Editorial Comment: Drug smuggling a symptom of profiteering

THE organised smuggling of medical drugs is growing rapidly in Zimbabwe and is driven primarily by one factor, the huge mark-ups charged by those who import, wholesale and retail drugs.

Drug smuggling is different from other smuggling cases. There are no customs duties payable on approved drugs, so the smugglers are not trying to avoid taxes, the main reason why other products are smuggled. What they are doing is taking advantage of the huge gaps in prices between Zimbabwe and most of its neighbours.

Of course, with a crime being committed by smuggling in what would be legal drugs if the importer was registered and the particular band of drug was registered, other products are added to the supply chain.

These are drugs banned in Zimbabwe, mainly addictive cough mixtures and sex enhancers of dubious provenance and effect.
And perhaps some of the real medical drugs are time-expired, or have been ineptly stored, or are supplied by a get-rich-quick generic manufacturer rather than by an ethical generic manufacturer.

No one really knows. But sick people, faced with huge and unaffordable quotations at a registered pharmacy, turn to the streets and try to find what they need there.

So the dangers from medicine smuggling are serious. But it flourishes because people need medicine and the legal pharmaceutical supply system in Zimbabwe is a surprisingly very closed chain.
We saw this when all pharmacies were demanding US dollars for medicines.

Even private hospitals would accept medical aid cards for other charges, but insisted on drug deposits and drug payments in US dollars.

The reason for all that was because the major wholesellers and importers were demanding US dollars from the retail pharmacies and hospitals. Even with the switch to a single Zimbabwean currency, retail prices were largely set by the suppliers, not by retail pharmacies competing.

In normal circumstances, with a retail pharmacy in almost every city block in central Harare and a surprising number in every suburban shopping centre, one would expect a high level of price competition.

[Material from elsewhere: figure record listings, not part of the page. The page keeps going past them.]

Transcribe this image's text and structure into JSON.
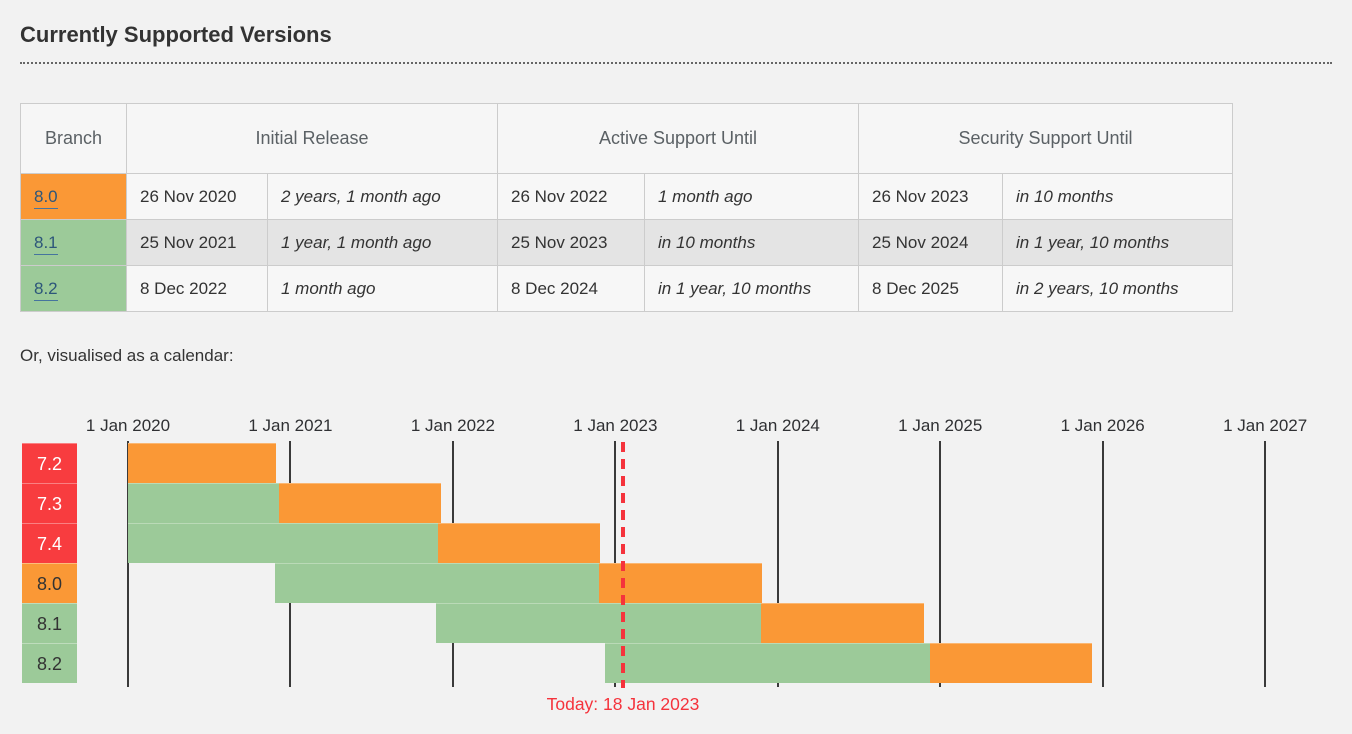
{
  "header": {
    "title": "Currently Supported Versions"
  },
  "calendar_intro": "Or, visualised as a calendar:",
  "table": {
    "columns": [
      "Branch",
      "Initial Release",
      "Active Support Until",
      "Security Support Until"
    ],
    "rows": [
      {
        "branch": "8.0",
        "status": "security",
        "initial_release": {
          "date": "26 Nov 2020",
          "relative": "2 years, 1 month ago"
        },
        "active_support_until": {
          "date": "26 Nov 2022",
          "relative": "1 month ago"
        },
        "security_support_until": {
          "date": "26 Nov 2023",
          "relative": "in 10 months"
        }
      },
      {
        "branch": "8.1",
        "status": "active",
        "initial_release": {
          "date": "25 Nov 2021",
          "relative": "1 year, 1 month ago"
        },
        "active_support_until": {
          "date": "25 Nov 2023",
          "relative": "in 10 months"
        },
        "security_support_until": {
          "date": "25 Nov 2024",
          "relative": "in 1 year, 10 months"
        }
      },
      {
        "branch": "8.2",
        "status": "active",
        "initial_release": {
          "date": "8 Dec 2022",
          "relative": "1 month ago"
        },
        "active_support_until": {
          "date": "8 Dec 2024",
          "relative": "in 1 year, 10 months"
        },
        "security_support_until": {
          "date": "8 Dec 2025",
          "relative": "in 2 years, 10 months"
        }
      }
    ]
  },
  "chart_data": {
    "type": "gantt-timeline",
    "title": "",
    "x_axis": {
      "labels": [
        "1 Jan 2020",
        "1 Jan 2021",
        "1 Jan 2022",
        "1 Jan 2023",
        "1 Jan 2024",
        "1 Jan 2025",
        "1 Jan 2026",
        "1 Jan 2027"
      ],
      "start_year": 2020,
      "end_year": 2027,
      "grid": true
    },
    "legend": {
      "shown": false
    },
    "rows": [
      {
        "branch": "7.2",
        "status": "eol",
        "segments": [
          {
            "type": "security",
            "from": 2020.0,
            "to": 2020.913
          }
        ]
      },
      {
        "branch": "7.3",
        "status": "eol",
        "segments": [
          {
            "type": "active",
            "from": 2020.0,
            "to": 2020.929
          },
          {
            "type": "security",
            "from": 2020.929,
            "to": 2021.929
          }
        ]
      },
      {
        "branch": "7.4",
        "status": "eol",
        "segments": [
          {
            "type": "active",
            "from": 2020.0,
            "to": 2021.907
          },
          {
            "type": "security",
            "from": 2021.907,
            "to": 2022.907
          }
        ]
      },
      {
        "branch": "8.0",
        "status": "security",
        "segments": [
          {
            "type": "active",
            "from": 2020.902,
            "to": 2022.901
          },
          {
            "type": "security",
            "from": 2022.901,
            "to": 2023.901
          }
        ]
      },
      {
        "branch": "8.1",
        "status": "active",
        "segments": [
          {
            "type": "active",
            "from": 2021.899,
            "to": 2023.899
          },
          {
            "type": "security",
            "from": 2023.899,
            "to": 2024.899
          }
        ]
      },
      {
        "branch": "8.2",
        "status": "active",
        "segments": [
          {
            "type": "active",
            "from": 2022.934,
            "to": 2024.934
          },
          {
            "type": "security",
            "from": 2024.934,
            "to": 2025.934
          }
        ]
      }
    ],
    "today": {
      "x": 2023.047,
      "label": "Today: 18 Jan 2023"
    },
    "colors": {
      "active": "#9cca99",
      "security": "#fa9836",
      "eol": "#f83c3f"
    }
  }
}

There appears to be a clear policy not to compete on prices, instead restricting competition to how many medical aid cards a pharmacy will accept and the levels and range of stocks they hold.

Mark-ups are generally so high that it is possible in what would otherwise be a grossly overtraded sector to have small pharmacies meeting their overheads on just a dozen filled prescriptions a day, even when they are in high-rent premises.

There are a few mavericks, but they have had to work very hard to create alternative supply chains and cut their overheads.
It is possible, but very difficult.

So great are the differences in retail prices between Zimbabwean pharmacies and those in neighbouring countries that growing numbers of Zimbabweans with moderately complex chronic conditions who find it well worth their while, financially, to travel to Blantyre or Lusaka, Musina or Polokwane to fill their prescriptions. The savings are considerably higher than the cost of the bus tickets, which are not cheap. But people who need medicine today, or tonight, do not have that luxury.

They have to buy today from a Zimbabwean pharmacy.
Part of the reason for the Zimbabwean system stems from the days when some drugs were in short supply because importers needed allocations from the Reserve Bank of Zimbabwe (RBZ). Now they have to buy on the interbank market, most bankers will give priority to drug imports, so that does not apply.

Solutions are needed. And solutions are available. Europe offers one set of solutions. Medical drugs in Europe are usually significantly cheaper than the identical drugs sold in the USA.

This is because most European countries have some form of national health scheme that can intervene in the market to prevent profiteering, while the American Government, even when drugs are being supplied in a federal health scheme, is forbidden by law from doing so.

The British National Health Service for example floats tenders for generic drugs.
Offers are carefully investigated. Factories have to be approved, medicine quality is tested and guaranteed.
Production costs are checked, to prevent short-cuts being taken to win a tender. And then the winning company is given a fair mark-up on these actual production costs.

Zimbabwe needs to do more. At one time there was flourishing local production of a wide range of essential drugs. That has largely disappeared. It should be revived. High quality imported generics are often locked into a single Zimbabwean agent.
Those deals can be broken with government-to-government intervention, as they already have, at least partially through aid schemes, for supplies to State hospitals.

There is a strong argument that the entire requirements, in both private and public sectors, of at least the top 100 or so most common drugs could be put out in a single international tender, along with strict rules over quality.

Zimbabwe is not a huge country but the total annual supply of a particular drug could well be worth serious attention by a reputable international manufacturer and would reopen the doors to local manufacture. And our regulators could make a big dent in pricing by accepting foreign registrations of brands from a carefully compiled list of countries, dramatically reducing the entry level cost for a new supplier.

Only profiteers and smugglers will cry.